Pünktlich mit der Schneeschmelze und den Wasserabläufen auf den Straßen, treten in unserem Land zum Teil gravierende Straßenschäden auf, stellte Maria Elisabeth Rieder fest. Es sind dies vor allem Schäden am Asphalt, aber auch Absenkungen im Unterbau der Trassen. Solch desolate Fahrbahnen sind gefährlich und verursachen auch oft Schäden an den Fahrzeugen. Schon seit dem vergangenen Jahr treten diese schwerwiegenden Mängel an der Staats- und den Landesstraßen ins Ahrntal zutage. Obwohl es schon im vergangenen Jahr Versprechungen gegeben hat, dass einzelne Abschnitte erneuert werden, blieb das Straßennetz ins Ahrntal von den Sanierungsarbeiten nahezu unberücksichtigt. Eine Zumutung stellt der Bereich der Abzweigung von der Staatsstraße in Luttach (SS 621) nach Weißenbach (LS 125) dar. Bei Sanierungsarbeiten nach Dringlichkeit, müssten die beschädigten Teilstücke ab Sand in Taufers oberste Priorität haben. Rieder fragte die Landesregierung: Welche Abschnitte der Staats- und den Landesstraßen im Ahrntal sind zur Sanierung, Neuerrichtung des Trassenuntergrundes und Asphaltierungsarbeiten in diesem Jahr vorgesehen? In welchem Zeitraum werden diese Arbeiten durchgeführt, zumal dringender Handlungsbedarf besteht und keinesfalls bis zum Spätsommer gewartet werden kann? Wird bei diesen Arbeiten auch die Verkehrssituation (Sommersaison) berücksichtigt?

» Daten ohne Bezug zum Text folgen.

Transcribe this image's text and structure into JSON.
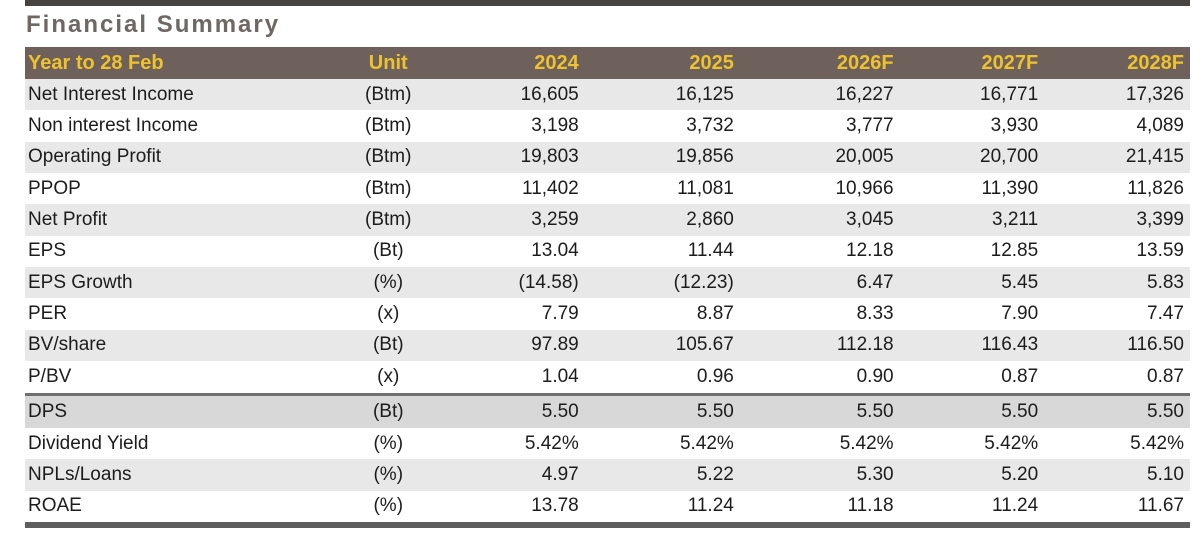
{
  "page": {
    "title": "Financial Summary"
  },
  "colors": {
    "header_bg": "#6e615b",
    "header_text": "#eec22e",
    "title_text": "#6f6763",
    "stripe_bg": "#e8e8e8",
    "highlight_bg": "#d8d8d8",
    "highlight_border": "#707070",
    "top_bar": "#474340",
    "bottom_bar": "#5e5e5e"
  },
  "table": {
    "columns": [
      "Year to 28 Feb",
      "Unit",
      "2024",
      "2025",
      "2026F",
      "2027F",
      "2028F"
    ],
    "rows": [
      {
        "label": "Net Interest Income",
        "unit": "(Btm)",
        "values": [
          "16,605",
          "16,125",
          "16,227",
          "16,771",
          "17,326"
        ],
        "highlight": false
      },
      {
        "label": "Non interest Income",
        "unit": "(Btm)",
        "values": [
          "3,198",
          "3,732",
          "3,777",
          "3,930",
          "4,089"
        ],
        "highlight": false
      },
      {
        "label": "Operating Profit",
        "unit": "(Btm)",
        "values": [
          "19,803",
          "19,856",
          "20,005",
          "20,700",
          "21,415"
        ],
        "highlight": false
      },
      {
        "label": "PPOP",
        "unit": "(Btm)",
        "values": [
          "11,402",
          "11,081",
          "10,966",
          "11,390",
          "11,826"
        ],
        "highlight": false
      },
      {
        "label": "Net Profit",
        "unit": "(Btm)",
        "values": [
          "3,259",
          "2,860",
          "3,045",
          "3,211",
          "3,399"
        ],
        "highlight": false
      },
      {
        "label": "EPS",
        "unit": "(Bt)",
        "values": [
          "13.04",
          "11.44",
          "12.18",
          "12.85",
          "13.59"
        ],
        "highlight": false
      },
      {
        "label": "EPS Growth",
        "unit": "(%)",
        "values": [
          "(14.58)",
          "(12.23)",
          "6.47",
          "5.45",
          "5.83"
        ],
        "highlight": false
      },
      {
        "label": "PER",
        "unit": "(x)",
        "values": [
          "7.79",
          "8.87",
          "8.33",
          "7.90",
          "7.47"
        ],
        "highlight": false
      },
      {
        "label": "BV/share",
        "unit": "(Bt)",
        "values": [
          "97.89",
          "105.67",
          "112.18",
          "116.43",
          "116.50"
        ],
        "highlight": false
      },
      {
        "label": "P/BV",
        "unit": "(x)",
        "values": [
          "1.04",
          "0.96",
          "0.90",
          "0.87",
          "0.87"
        ],
        "highlight": false
      },
      {
        "label": "DPS",
        "unit": "(Bt)",
        "values": [
          "5.50",
          "5.50",
          "5.50",
          "5.50",
          "5.50"
        ],
        "highlight": true
      },
      {
        "label": "Dividend Yield",
        "unit": "(%)",
        "values": [
          "5.42%",
          "5.42%",
          "5.42%",
          "5.42%",
          "5.42%"
        ],
        "highlight": false
      },
      {
        "label": "NPLs/Loans",
        "unit": "(%)",
        "values": [
          "4.97",
          "5.22",
          "5.30",
          "5.20",
          "5.10"
        ],
        "highlight": false
      },
      {
        "label": "ROAE",
        "unit": "(%)",
        "values": [
          "13.78",
          "11.24",
          "11.18",
          "11.24",
          "11.67"
        ],
        "highlight": false
      }
    ]
  }
}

Die Instandhaltung sei höchste Priorität für den Straßendienst, erklärte LR Daniel Alfreider. Für das Ahrntal, auch im genannten Abschnitt, gebe es zwei Projekte, die gleich nach der Schneeschmelze beginnen würden. Die Arbeiten seien bereits vergeben. Die nächsten Arbeiten seien erst im Herbst möglich, dazu brauche es noch Anpassungen im Landeshaushalt. Man plane die Arbeiten so, dass die Beeinträchtigungen geringgehalten werden können.

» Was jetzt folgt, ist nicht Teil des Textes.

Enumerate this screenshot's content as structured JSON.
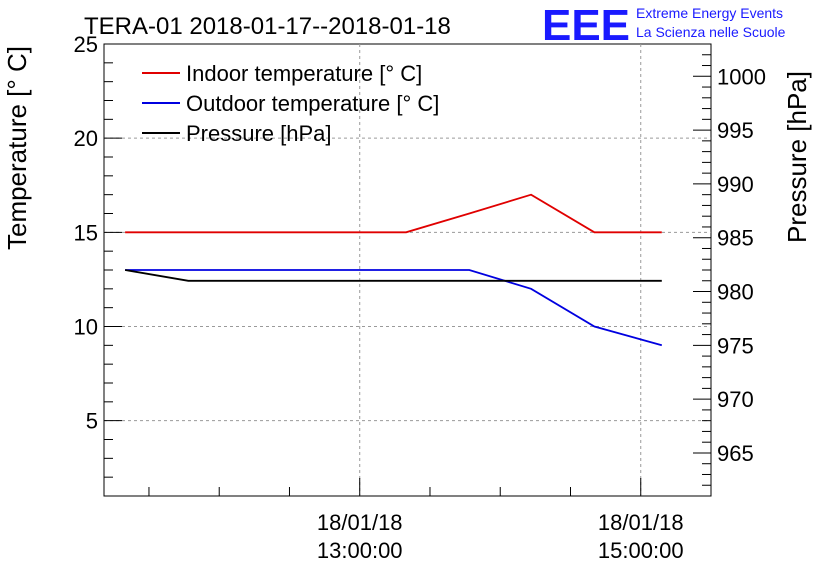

Brigitte Foppa erinnerte an einen im Oktober 2018 ein eingebrachten Beschlussantrag der Grünen Bürgerliste Brixen, der die Abänderung der Trasse der Südspange Brixen vorsah. Mit einer Tunnelvariante wollte man verhindern, dass eine Schneisse in das unberührte “Köstentalele” geschlagen wird. Der Vorschlag wurde mit der Begründung abgelehnt, dass eine Tunnelvariante zu teuer wäre. Im technischen Amt der Gemeinde Brixen wurde den Gemeinderäten die Auskunft gegeben, dass in der Gemeinde kein Projekt zur Südspange aufliege. Es gebe nur die Eintragung der Trasse in den Bauleitplan. Im Zuge des Wettbewerbs zur neuen Seilbahn wurde von Seiten des Bürgermeisters aber auch von der Möglichkeit gesprochen, die Trasse bei der Eisacküberquerung etwas nach Süden hin zu verlegen. Dadurch würde sie näher zum Millander Biotop rücken. Foppas Fragen an die Landesregierung: Ist die Südspange im Bauprogramm 2019-21 enthalten? Wie sieht der Zeitplan aus? Gibt es ein Projekt? Welche Trassenführung ist geplant? Wird darüber beraten, wie die sensiblen Gebiete des Köstentalele und des Millander Biotops geschont werden können?

Das Drei-Jahres-Programm der Abteilung Tiefbau liege der Landesregierung noch nicht vor, antwortete LR Daniel Alfreider. Es gebe noch kein detailliertes Projekt, nur Studien. Die Trasse, die im Bauleitplan eingetragen sei, könne sich noch ändern. Die Umweltagentur werde in die Planung mit einbezogen.

Seit über 100 Jahre gibt es im Langtauferertal die bekannte Weißkugl-Schutzhütte. Es spricht absolut nichts dagegen, diese Hütte zu sanieren und ggf. auch zu erweitern, um den Bedürfnissen der Bergregion gerecht zu werden, sowie den Menschen Einkehr und Schutz zu bieten, meinte Josef Unterholzner. Jetzt soll zusätzlich zur bestehenden Hütte in unmittelbarer Nähe eine neue Hütte gebaut werden. Unterholzner fragte die Landesregierung: Aus welchem Grund wird nicht die bestehende Hütte saniert und gegebenenfalls erweitert? Gibt es ein Gutachten, welches zum Schluss kommt, dass der aktuelle Standort der Hütte aus Sicherheits- oder sonstigen Gründen ungeeignet ist? Würde eine Sanierung und Erweiterung nicht mit wesentlich weniger kosten als ein Neubau? Können zwei Betriebe langfristig parallel überleben?

LR Massimo Bessone erklärte, dass die Landesregierung 2011 den Abbruch einer Reihe von Hütten beschlossen habe, da sie baufällig gewesen sei. Die Weißkugl-Hütte könnte wegen Lawinengefahr nur für den Sommerbetrieb genutzt werden.

Damit war die Fragestunde abgeschlossen. Anschließend wurde über die Besetzung der 137-er Kommission beraten.